What filth is this now?’
‘My dear man,’ said Lymond coolly. ‘Oüez, oüez, oüez. Et vous taisez si vous pouvez. Joleta Reid Malett is a promiscuous little lady with a foul temper, who is carrying a child whose father she probably doesn’t know, even herself. It certainly isn’t mine. That baby is due to be born a good deal sooner than three months from now. Let me assure you that, far from being deflowered at Dumbarton, Joleta Malett wasn’t even a virgin. She was already carrying a child.’ And as the girl, her face wild, suddenly flung out her hands to still the unborn, flagrant in its virginal voile, Lymond added, his voice metallic, ‘And I wonder how Sir Graham Malett, Grand Cross of Grace of the Order, will enjoy being told
that
.’
Joleta’s cry, ‘He won’t believe it!’ coincided with Sybilla’s quieter voice. The Dowager said, slowly, ‘There is only your word for that, against Joleta’s. Why, since you hate him so, have you not given yourself the pleasure of telling Sir Graham before now?’
‘Because it is a lie!’ said Madame Donati’s shocked and furious voice.
‘Because he wants it—don’t you, Francis?—as a final, annihilating blow to strike Gabriel off from your heels. What did the Queen Dowager say to you, Francis?’ said Richard harshly. ‘We heard she had summoned you. Has she decided, too, that St Mary’s under a man of no discipline and no principles is too dangerous to exist?’
‘But
Graham
doesn’t want St Mary’s!

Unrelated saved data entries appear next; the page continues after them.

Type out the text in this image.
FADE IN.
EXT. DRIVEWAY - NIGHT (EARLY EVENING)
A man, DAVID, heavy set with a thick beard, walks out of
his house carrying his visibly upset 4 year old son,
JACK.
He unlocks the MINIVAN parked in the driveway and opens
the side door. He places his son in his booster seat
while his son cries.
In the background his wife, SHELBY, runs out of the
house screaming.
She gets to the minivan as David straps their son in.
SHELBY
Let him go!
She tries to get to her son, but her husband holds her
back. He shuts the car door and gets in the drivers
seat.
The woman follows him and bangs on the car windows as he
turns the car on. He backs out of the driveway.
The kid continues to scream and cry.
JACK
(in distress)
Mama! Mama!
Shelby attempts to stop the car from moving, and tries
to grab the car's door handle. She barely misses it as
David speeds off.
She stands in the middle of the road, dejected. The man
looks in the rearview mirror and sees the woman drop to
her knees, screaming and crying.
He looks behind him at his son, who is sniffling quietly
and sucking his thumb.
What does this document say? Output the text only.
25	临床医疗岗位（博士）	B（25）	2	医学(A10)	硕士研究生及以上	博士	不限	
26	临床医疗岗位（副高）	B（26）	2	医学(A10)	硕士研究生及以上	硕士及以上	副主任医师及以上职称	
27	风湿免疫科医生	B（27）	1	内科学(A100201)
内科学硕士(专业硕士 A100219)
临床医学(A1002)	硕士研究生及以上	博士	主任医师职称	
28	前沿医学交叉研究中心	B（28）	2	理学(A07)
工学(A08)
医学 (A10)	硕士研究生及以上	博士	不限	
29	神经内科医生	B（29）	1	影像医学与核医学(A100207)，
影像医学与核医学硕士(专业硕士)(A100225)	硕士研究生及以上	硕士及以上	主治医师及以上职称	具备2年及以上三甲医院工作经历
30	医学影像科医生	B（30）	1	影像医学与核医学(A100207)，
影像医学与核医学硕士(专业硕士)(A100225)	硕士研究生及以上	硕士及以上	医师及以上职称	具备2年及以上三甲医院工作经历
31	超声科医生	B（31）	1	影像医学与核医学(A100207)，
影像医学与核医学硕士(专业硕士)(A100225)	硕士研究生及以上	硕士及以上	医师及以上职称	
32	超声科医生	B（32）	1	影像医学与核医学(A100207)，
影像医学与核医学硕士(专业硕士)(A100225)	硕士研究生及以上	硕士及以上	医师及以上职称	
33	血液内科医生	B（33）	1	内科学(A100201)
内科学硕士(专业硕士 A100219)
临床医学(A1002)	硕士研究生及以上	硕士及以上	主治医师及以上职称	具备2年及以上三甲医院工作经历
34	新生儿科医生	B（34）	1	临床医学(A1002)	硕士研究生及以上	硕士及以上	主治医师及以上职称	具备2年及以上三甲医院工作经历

He only wants … wants the best for you, because he admires you so.’ Joleta, her tears dried, was staring wide-eyed at Lymond. ‘You wouldn’t give him such pain?’
‘He’s going to be a little pained, isn’t he, whatever we do?’ said Lymond reasonably. ‘At least, this way he can retain his much-publicized respect for me while he proves that he doesn’t want St Mary’s.’
‘That,’ said Lord Culter softly, ‘is blackmail.’
Lymond said agreeably, ‘Yes, it is, isn’t it? The weasel and the basilisk. It’s a little troublesome, you see. The dice is loaded against me.
Nil est tam populare
, as you might say,
quam bonitas
.’
But Joleta, moving closer, her rosy hair falling disordered over her clear brow and cheek, said with a sudden, hurried intensity, ‘You want Graham to go away? If Graham went away, right away—if Graham promised never to come back … would you marry me?’
And Lymond’s bright, sardonic face, looking into hers, lost all its amusement; all its icy amiability; all its social charm. ‘My dear sister in Christ, and mother in expectation, I may be what Buccleuch has called me: a harlot. But a
discriminating
harlot, my dear.’ And, flashing out an arm, he snatched, lightly from below her labouring grasp, a fine glass vase of Sybilla’s at her side. ‘You don’t sign your work twice,’ he said softly. ‘It’s unlucky.’ And watched as, dizzily, the child stumbled into Donna Donati’s sheltering arms.